Step 2 “Prosecute” involves: Working with skilled legal counsel to craft the claims, draft specifications, and fulfill USPTO regulatory requirements. The goal is to use the patent examination process to address any potential weakness of the patent, but without unduly narrowing the scope or delaying its issuance. Generally, it is preferable to have the issues addressed during prosecution by the examiner than in front of the Board during a post-grant proceeding.
Step 3 “Predict” basically includes: Be ready to defend the patent before the patent is ready. This step can be likened to the pre-suit investigation in standard civil litigation. As noted above, time may be of the essence, as several post grant avenues will be available to challenge a patent, resulting in having to defend a patent much sooner, as compared to pre-AIA. Here, the entire procedure occurs within 1 to 1.5 years, with the discovery phase only a few months in length. Because of the potential for an immediate PGR attack upon issuance and the expedited procedure of these proceedings, the patent owner needs to have a “post-grant strategy” with possible legal arguments and discovery plans ready immediately upon patent issuance. The preparation may include mock petition responses based on the known strengths and weaknesses of the patent and scouting business intelligence that may indicate potential challenges from competitors.
The need to prepare also applies to the petitioner. With the high cost of filing a petition and the risk of losing in a failed petition under the no-refund policy, the patent challenger also needs to have a plan of attack. The petitioner may want to determine which path is best suited for a patent challenge. Scope, cost, time, and estoppel are all factors that should be considered between the three possible avenues of challenging a patent—the pseudo-judicial actions of (1) PGR and (2) IPR, or (3) civil litigation.
In some ways, for the inventor and the potential challenger, no due diligence is too detailed. Even smaller considerations can make the difference in a patent challenge. For instance, the petitioner may want to weigh the cost against the page limitation. In some cases, it may be worthwhile to break down the claims and file separate petitions to get more space to address each set of claims, especially considering the fees are dictated by the number of claims. Another consideration is that the challenger will have to decide how a failed petition may potentially affect future litigation. A failed petition may provide a 70 page roadmap of a petitioner’s litigation strategy that would put the petitioner at a disadvantage for future challenges.

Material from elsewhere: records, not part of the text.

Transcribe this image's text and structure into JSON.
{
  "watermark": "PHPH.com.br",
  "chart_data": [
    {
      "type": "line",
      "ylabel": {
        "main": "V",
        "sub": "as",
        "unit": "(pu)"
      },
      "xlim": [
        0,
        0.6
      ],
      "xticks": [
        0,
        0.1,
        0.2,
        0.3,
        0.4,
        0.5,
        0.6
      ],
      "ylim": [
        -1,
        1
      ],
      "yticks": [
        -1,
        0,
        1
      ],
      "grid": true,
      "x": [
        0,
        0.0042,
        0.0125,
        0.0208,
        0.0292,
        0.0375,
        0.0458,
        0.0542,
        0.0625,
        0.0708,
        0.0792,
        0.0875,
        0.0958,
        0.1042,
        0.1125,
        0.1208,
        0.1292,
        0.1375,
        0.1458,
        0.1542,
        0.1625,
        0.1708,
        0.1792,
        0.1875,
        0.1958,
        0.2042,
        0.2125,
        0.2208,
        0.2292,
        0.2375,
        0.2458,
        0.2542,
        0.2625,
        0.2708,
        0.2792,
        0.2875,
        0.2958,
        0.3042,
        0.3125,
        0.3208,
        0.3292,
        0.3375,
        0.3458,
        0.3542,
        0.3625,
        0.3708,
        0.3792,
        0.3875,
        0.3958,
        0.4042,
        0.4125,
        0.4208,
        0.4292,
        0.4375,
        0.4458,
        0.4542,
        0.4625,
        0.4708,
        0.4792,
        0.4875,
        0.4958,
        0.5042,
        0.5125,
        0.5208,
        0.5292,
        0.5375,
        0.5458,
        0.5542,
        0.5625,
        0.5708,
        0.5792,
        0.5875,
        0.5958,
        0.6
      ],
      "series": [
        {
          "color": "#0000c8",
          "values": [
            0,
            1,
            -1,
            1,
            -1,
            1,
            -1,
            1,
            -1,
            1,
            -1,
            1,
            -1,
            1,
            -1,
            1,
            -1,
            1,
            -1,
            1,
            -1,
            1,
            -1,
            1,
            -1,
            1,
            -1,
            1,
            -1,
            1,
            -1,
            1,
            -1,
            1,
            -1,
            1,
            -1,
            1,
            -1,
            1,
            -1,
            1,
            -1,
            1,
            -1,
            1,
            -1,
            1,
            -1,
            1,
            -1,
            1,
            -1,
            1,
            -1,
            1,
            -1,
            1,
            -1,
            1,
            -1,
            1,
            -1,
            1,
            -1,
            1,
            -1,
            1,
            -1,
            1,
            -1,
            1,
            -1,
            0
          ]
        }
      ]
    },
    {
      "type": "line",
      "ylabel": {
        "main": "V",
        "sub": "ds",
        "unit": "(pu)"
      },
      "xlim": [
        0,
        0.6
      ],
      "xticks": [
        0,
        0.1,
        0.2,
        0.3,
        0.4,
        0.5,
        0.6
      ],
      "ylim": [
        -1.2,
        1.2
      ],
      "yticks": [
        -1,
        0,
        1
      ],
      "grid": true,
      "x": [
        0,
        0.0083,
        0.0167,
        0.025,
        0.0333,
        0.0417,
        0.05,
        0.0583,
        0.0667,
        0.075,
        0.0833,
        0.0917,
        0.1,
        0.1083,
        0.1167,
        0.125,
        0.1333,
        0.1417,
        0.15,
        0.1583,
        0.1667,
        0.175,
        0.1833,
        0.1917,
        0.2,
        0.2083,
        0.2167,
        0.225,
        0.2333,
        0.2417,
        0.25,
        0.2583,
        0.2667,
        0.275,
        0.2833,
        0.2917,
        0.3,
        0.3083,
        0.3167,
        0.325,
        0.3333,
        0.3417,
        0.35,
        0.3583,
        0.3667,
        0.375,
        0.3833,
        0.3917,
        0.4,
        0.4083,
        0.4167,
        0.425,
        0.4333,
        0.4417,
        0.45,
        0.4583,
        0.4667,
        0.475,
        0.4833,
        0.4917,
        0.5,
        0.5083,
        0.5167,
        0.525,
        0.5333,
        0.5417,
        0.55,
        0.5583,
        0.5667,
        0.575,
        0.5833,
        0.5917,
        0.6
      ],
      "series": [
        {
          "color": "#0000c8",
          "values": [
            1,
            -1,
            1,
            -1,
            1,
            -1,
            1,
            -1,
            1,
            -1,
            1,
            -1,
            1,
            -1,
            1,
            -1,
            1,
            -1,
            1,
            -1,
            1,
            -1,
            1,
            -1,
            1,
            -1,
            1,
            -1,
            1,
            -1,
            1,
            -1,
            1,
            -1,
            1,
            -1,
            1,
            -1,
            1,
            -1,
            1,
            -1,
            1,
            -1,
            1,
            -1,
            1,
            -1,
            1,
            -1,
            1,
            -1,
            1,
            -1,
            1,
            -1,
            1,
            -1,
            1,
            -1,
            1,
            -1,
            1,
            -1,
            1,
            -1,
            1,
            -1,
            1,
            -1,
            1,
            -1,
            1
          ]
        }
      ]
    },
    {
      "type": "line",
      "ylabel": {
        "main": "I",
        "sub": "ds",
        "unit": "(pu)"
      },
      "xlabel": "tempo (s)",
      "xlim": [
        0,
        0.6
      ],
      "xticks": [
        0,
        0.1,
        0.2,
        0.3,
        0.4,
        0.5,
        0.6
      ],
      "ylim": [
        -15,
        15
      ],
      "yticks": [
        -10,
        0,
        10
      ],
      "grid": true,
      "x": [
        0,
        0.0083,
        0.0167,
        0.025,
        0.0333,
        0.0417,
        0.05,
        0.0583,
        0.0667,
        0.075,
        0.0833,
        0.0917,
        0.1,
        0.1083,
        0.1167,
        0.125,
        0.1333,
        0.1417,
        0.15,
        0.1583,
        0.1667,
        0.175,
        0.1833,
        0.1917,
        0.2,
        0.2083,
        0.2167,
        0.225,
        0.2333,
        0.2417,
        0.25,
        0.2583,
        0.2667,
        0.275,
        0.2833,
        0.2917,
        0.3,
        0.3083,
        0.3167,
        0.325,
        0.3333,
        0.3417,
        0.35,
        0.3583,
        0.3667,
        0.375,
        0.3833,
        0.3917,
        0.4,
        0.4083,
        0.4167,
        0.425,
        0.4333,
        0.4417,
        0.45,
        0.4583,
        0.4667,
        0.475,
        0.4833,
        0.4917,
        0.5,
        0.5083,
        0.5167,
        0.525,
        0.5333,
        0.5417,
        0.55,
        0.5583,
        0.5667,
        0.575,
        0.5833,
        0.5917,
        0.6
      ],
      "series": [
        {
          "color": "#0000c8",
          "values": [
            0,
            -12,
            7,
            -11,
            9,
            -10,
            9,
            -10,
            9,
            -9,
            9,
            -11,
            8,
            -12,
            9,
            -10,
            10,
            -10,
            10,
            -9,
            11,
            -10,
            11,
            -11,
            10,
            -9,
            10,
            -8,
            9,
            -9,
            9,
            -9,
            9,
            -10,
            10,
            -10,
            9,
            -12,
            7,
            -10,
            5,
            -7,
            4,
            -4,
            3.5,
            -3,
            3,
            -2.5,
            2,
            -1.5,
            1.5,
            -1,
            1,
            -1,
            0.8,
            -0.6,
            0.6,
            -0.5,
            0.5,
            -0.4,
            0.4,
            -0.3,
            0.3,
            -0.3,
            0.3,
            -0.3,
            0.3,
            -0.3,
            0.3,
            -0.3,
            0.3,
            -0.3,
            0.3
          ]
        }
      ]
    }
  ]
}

I.The road ahead for Chinese innovators
Chinese inventors are emerging as leaders in global innovation as they are fostered by increasing research and development budgets, favorable governmental policies, and an increasing number of Chinese studying abroad returning to China after the completion of their studies. With the American patent system undergoing tectonic changes, Chinese inventors are facing new challenges presented by the AIA. However, with a good understanding of the new patent legal landscape, due diligence and representation by competent legal counsel, and a solid plan and proper strategic assessment, these challenges should not affect the patent protection of Chinese inventions in the United States.